年金積立金管理運用独立行政法人(GPIF)の運用方針

GPIFの運用は、国内債券、国内株式、外国債券、外国株式の4つで運用されています。2022年度末時点の運用額は、国内債券が49兆円6,900億円(24.83%)、外国債券50兆1,200億円(25.04%)、国内株式50兆3,300億円(25.15%)、外国株式49兆9,800億円(24.98%)と、平均して25%の構成比率となっています。

運用開始当初は債券運用(定期的に利子を受け取る)重視でしたが、2019年度以降は25%を基準に運用配分している事が分かります。

2023年4月から6月にかけて、日本株が堅調に推移しました。GPIFが運用する日本株の比率が高くなり、その結果、価格変動で資産構成上の割合が高くなった資産を売り、反対に低くなった資産を買うリバランスが実施されたとの推測があります。

また国内株式を売却し、国内債券を買った可能性もあります。毎週第4営業日に公表される部門別売買動向を見ると、今年に入り信託銀行による売りが継続しています。その一部がGPIFの売却ではないかと言われています。
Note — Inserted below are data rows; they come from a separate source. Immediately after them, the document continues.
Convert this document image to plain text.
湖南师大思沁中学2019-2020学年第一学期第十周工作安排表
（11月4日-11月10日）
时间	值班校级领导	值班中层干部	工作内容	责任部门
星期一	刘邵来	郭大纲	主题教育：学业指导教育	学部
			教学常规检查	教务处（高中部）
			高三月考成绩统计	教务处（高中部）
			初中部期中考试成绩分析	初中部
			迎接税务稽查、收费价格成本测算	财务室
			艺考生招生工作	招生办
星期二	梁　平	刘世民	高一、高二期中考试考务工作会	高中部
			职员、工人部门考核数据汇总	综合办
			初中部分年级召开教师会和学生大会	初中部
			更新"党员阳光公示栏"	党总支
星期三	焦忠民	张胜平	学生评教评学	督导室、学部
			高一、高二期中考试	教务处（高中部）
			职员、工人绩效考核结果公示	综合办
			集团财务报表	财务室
GPIFのウェブサイトでは【長期的な観点からの運用】と題し、『株式や債券などの資産を長期にわたって持ち続ける「長期運用」によって、安定的な収益を得ることを目指しています』と謳っています。

ウェブサイトに公表されている通り、GPIFは長期運用が主であり、株式や債券の運用によって得られる収益は、短い期間ではプラスやマイナスに大きく振れる可能性がありますが、長期的に見れば世界の経済活動などに資金を提供する対価として、元手を増やすことが可能です。
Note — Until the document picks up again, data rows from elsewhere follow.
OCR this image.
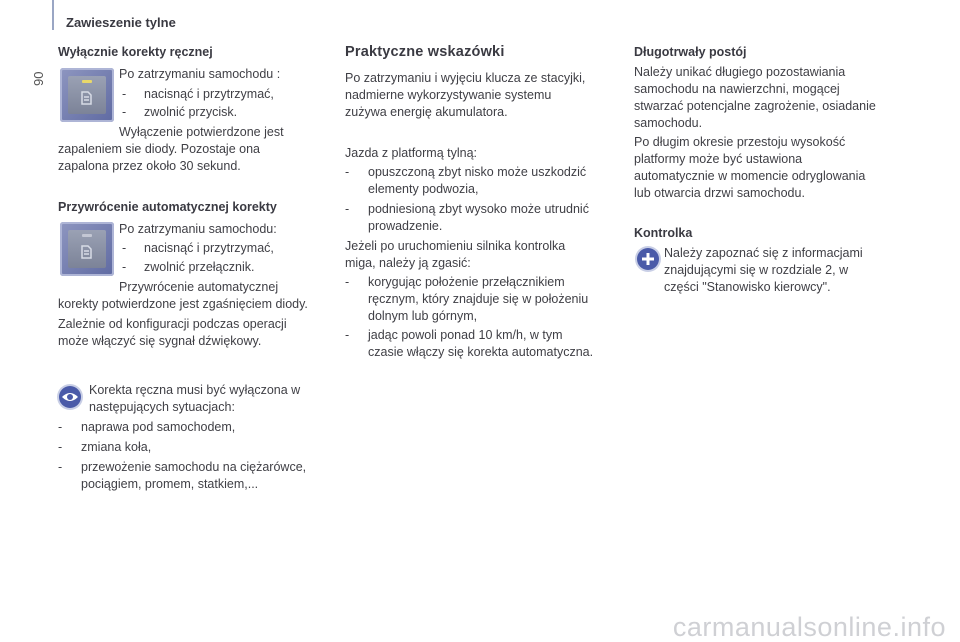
Zawieszenie tylne
90
Wyłącznie korekty ręcznej

Po zatrzymaniu samochodu :

- nacisnąć i przytrzymać,
- zwolnić przycisk.

Wyłączenie potwierdzone jest

zapaleniem sie diody. Pozostaje ona

zapalona przez około 30 sekund.

Przywrócenie automatycznej korekty

Po zatrzymaniu samochodu:

- nacisnąć i przytrzymać,
- zwolnić przełącznik.

Przywrócenie automatycznej

korekty potwierdzone jest zgaśnięciem diody.

Zależnie od konfiguracji podczas operacji

może włączyć się sygnał dźwiękowy.

Korekta ręczna musi być wyłączona w

następujących sytuacjach:

- naprawa pod samochodem,
- zmiana koła,
- przewożenie samochodu na ciężarówce,

pociągiem, promem, statkiem,...

Praktyczne wskazówki

Po zatrzymaniu i wyjęciu klucza ze stacyjki,

nadmierne wykorzystywanie systemu

zużywa energię akumulatora.

Jazda z platformą tylną:

- opuszczoną zbyt nisko może uszkodzić

elementy podwozia,

- podniesioną zbyt wysoko może utrudnić

prowadzenie.

Jeżeli po uruchomieniu silnika kontrolka

miga, należy ją zgasić:

- korygując położenie przełącznikiem

ręcznym, który znajduje się w położeniu

dolnym lub górnym,

- jadąc powoli ponad 10 km/h, w tym

czasie włączy się korekta automatyczna.

Długotrwały postój

Należy unikać długiego pozostawiania

samochodu na nawierzchni, mogącej

stwarzać potencjalne zagrożenie, osiadanie

samochodu.

Po długim okresie przestoju wysokość

platformy może być ustawiona

automatycznie w momencie odryglowania

lub otwarcia drzwi samochodu.

Kontrolka

Należy zapoznać się z informacjami

znajdującymi się w rozdziale 2, w

części "Stanowisko kierowcy".

carmanualsonline.info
私は会社員時代、証券ディーラーでしたので、短期売買を主として日々収益を上げていました。しかし、2013年頃からアルゴリズム取引などが主流となり、以前のように収益が上げにくくなりました。その頃から、短期トレードの難易度が上がったことを肌で感じました。昨今はデイトレーダーと呼ばれる投資家の方々も、決算を見ながら長期的に株式を運用している人が増加してるように感じます。

前途したように、GPIFの収益の約4割がインカムゲインとなっている事実を見ると、改めてインカムゲインの大切さを教えてもらったように感じます。高配当銘柄や毎年増配を行っている企業は、今後も注目されるのではないでしょうか。

最後に、連続して増配期間が長い銘柄のランキングをお伝えします。

1位(33年):花王(4452)
2位(25年):SPK(7466)
3位(24年):三菱HCキャピタル(8593)、ユー・エス・エス(4732)
5位(23年):小林製薬(4967)

米国市場に目を向けると、更に長い期間増配を続ける企業があります。

1位(69年):アメリカン・ステイツ・ウォーター【AWR】
2位(68年):ドーバー【DOV】
3位(67年):ジェニュイン・バーツ【GPC】、パーカー・ハネフィン【PH】、プロクター・アンド・ギャンブル【PG】、ノースウェスト・ナチュラル・ガス【NWN】

※本記事は投資助言や個別の銘柄の売買を推奨するものではありません。投資にあたっての最終決定はご自身の判断でお願いします。